Le 17 novembre dernier, l’association Entreprises et médias, association et think tank des directrices et directeurs de la communication des grandes entreprises et institutions, organisait un passionnant colloque à la Sorbonne, dans le grand amphithéâtre. Un après-midi où les nombreux intervenants ont questionné la notion de progrès. De la vision du progrès par les philosophes des Lumière à l’idéologie du progrès qui a porté l’humanité notamment depuis la révolution industrielle jusqu’à sa remise en question plus actuelle en lien avec la finitude des ressources planétaires et les prises en consciences liées à la crise sanitaire, peut-on encore croire au progrès ?
Eléments de réponses dans cette longue synthèse de cette après-midi captivante assortie d'une sketchnote.
« Le progrès a encore du progrès à faire » (Philippe Meyer)
Pour le sociologue Jean Viard, introduisant ce colloque, le progrès a permis de s’arracher au passé, aux traditions et aux religions, il a permis le développement de l’économie, de la science : « il nous a fait croire qu’aller plus vite, plus loin, c’était le progrès. Et puis on a ralenti, on a arrêté le Concorde… », rappelle le sociologue. La crise sanitaire, qui a mis toute l’humanité au même niveau pour combattre la pandémie, a redonné sa juste place à la nature, « c’est elle qui fait l’histoire », explique le sociologue. La crise sanitaire a également remis la science au cœur des sociétés : avec 11,2 mds de piqures (mais seulement 20% des africains vaccinés déplore le sociologue), la pandémie a créé un « immense commun » et nous a tous questionnés en même temps : et maintenant, qu’est-ce qu’on fait ? Reprend-on la vie d’avant ? Non… il y a des démissions, des divorces, des déménagements, des dépressions et surtout la question du monde que nous voulons : « on a compris qu’on était un animal parmi les autres et qu’on ne pouvait pas contrôler la nature, nous n’avons pas pris soin de la terre qui nous fait vivre » explique Jean Viard. La crise a permis une prise de conscience : celle que l’art de vivre est plus important que de produire, celle du besoin de respect. Avec le numérique, nous avons le moyen d’être connectés mais aussi de nous cultiver, d’apprendre, de travailler quel que soit notre lieu de vie. « La modernité en soi n’est plus un objectif. Ce qui était le projet était une religion laïque scientifique qui portait l’avenir du monde avec une énorme standardisation sociale, mais qui n’a pas pris soin de la nature, commente Jean Viard. Le nouveau progrès, c’est prendre soin de la terre et créer de la proximité pour la survie de la génération suivante. » Le sociologue nous invite également à l’ouverture, à la diversité, à encourager l’immigration pour continuer d’innover, à investir dans la science et dans la technologie, et sans « casser ce qui est joyeux » (les vacances, les voyages, les grands rassemblements sportifs, …) car dans la guerre climatique, « le monde a besoin d’unité », indique-t-il, posant aussi la question du modèle démocratique capable de prendre les décisions aussi vite que le réchauffement climatique.
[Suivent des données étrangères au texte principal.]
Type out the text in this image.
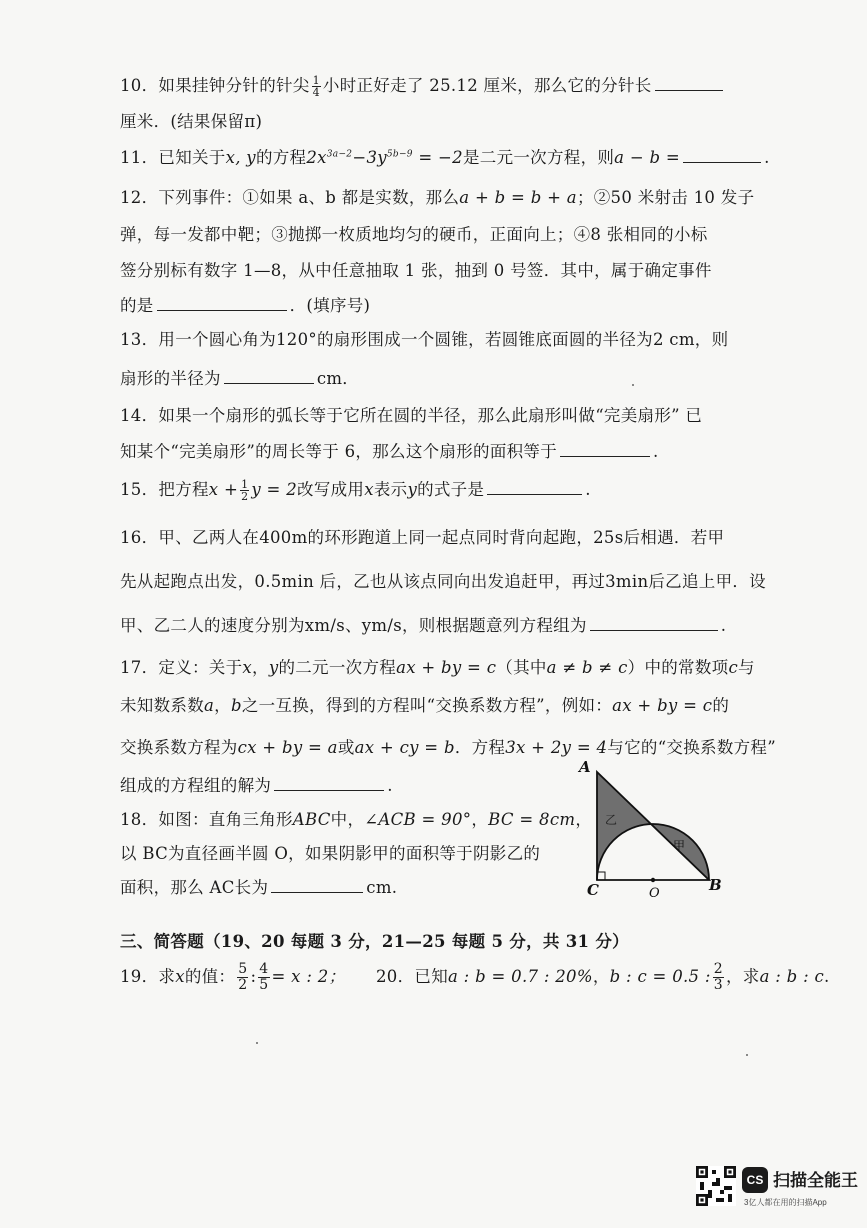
10．如果挂钟分针的针尖 $\frac{1}{4}$ 小时正好走了 25.12 厘米，那么它的分针长
厘米．(结果保留π)
11．已知关于x, y的方程$2x^{3a-2}-3y^{5b-9} = -2$是二元一次方程，则a − b =	.
12．下列事件：①如果 a、b 都是实数，那么a + b = b + a；②50 米射击 10 发子
弹，每一发都中靶；③抛掷一枚质地均匀的硬币，正面向上；④8 张相同的小标
签分别标有数字 1—8，从中任意抽取 1 张，抽到 0 号签．其中，属于确定事件
的是	．(填序号)
13．用一个圆心角为120°的扇形围成一个圆锥，若圆锥底面圆的半径为2 cm，则
扇形的半径为	cm．
14．如果一个扇形的弧长等于它所在圆的半径，那么此扇形叫做“完美扇形” 已
知某个“完美扇形”的周长等于 6，那么这个扇形的面积等于	.
15．把方程$x + \frac{1}{2}$ y = 2改写成用x表示y的式子是	.
16．甲、乙两人在400m的环形跑道上同一起点同时背向起跑，25s后相遇．若甲
先从起跑点出发，0.5min 后，乙也从该点同向出发追赶甲，再过3min后乙追上甲．设
甲、乙二人的速度分别为xm/s、ym/s，则根据题意列方程组为	.
17．定义：关于x，y的二元一次方程ax + by = c（其中a ≠ b ≠ c）中的常数项c与
未知数系数a，b之一互换，得到的方程叫“交换系数方程”，例如：ax + by = c的
交换系数方程为cx + by = a或ax + cy = b．方程3x + 2y = 4与它的“交换系数方程”
组成的方程组的解为	.
18．如图：直角三角形ABC中，∠ACB = 90°，BC = 8cm，
以 BC为直径画半圆 O，如果阴影甲的面积等于阴影乙的
面积，那么 AC长为	cm.
A
C	O	B
乙
甲
三、简答题（19、20 每题 3 分，21—25 每题 5 分，共 31 分）
19．求x的值： $\frac{5}{2}$ : $\frac{4}{5} = x$ : 2； 20．已知a : b = 0.7 : 20%，b : c = 0.5 : $\frac{2}{3}$ ，求a : b : c.
CS 扫描全能王
3亿人都在用的扫描App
« La véritable question par rapport à l’avenir n’est pas de savoir ce qui nous attend mais ce que nous voulons en faire » (Henri Bergson)
Le colloque était également l’occasion d’une projection en avant-première du documentaire « Peut-on encore croire au progrès ? » réalisé par ELEPHANT en partenariat avec Entreprises & Médias. Autour des interventions de Nicolas Bouzou, économiste et essayiste, David Djaïz, haut-fonctionnaire et essayiste, Cynthia Fleury, philosophe et psychanalyste, Karine Safa, philosophe et chercheur associé au CNRS, Claudia Senik, professeur d’économie à la Sorbonne et Paris School of Economics, Pierre-Henri Tavoillot, philosophe et maître de Conférences à la faculté des Lettres de Sorbonne Université, Navi Radjou, consultant en innovation dans la Silicon Valley, le documentaire montre que derrière la crise de l’idée de progrès se niche une crise démocratique liée au fait que les peuples avaient le sentiment d'avoir leur destin en main … jusqu’à aujourd’hui. Il pose la question de la finalité du progrès. Le désir de progresser, de grandir, d’être mieux est directement hérité du siècle des Lumières et de l’idée de perfectibilité de Jean-Jacques Rousseau, selon laquelle l’être humain a la capacité de se perfectionner grâce à la raison. Dès cette époque, l’Humanité améliore sa condition, son salut n’est plus céleste mais terrestre, avec ses sous-jacents, la science et la connaissance et leur promesse d’amélioration perpétuelle.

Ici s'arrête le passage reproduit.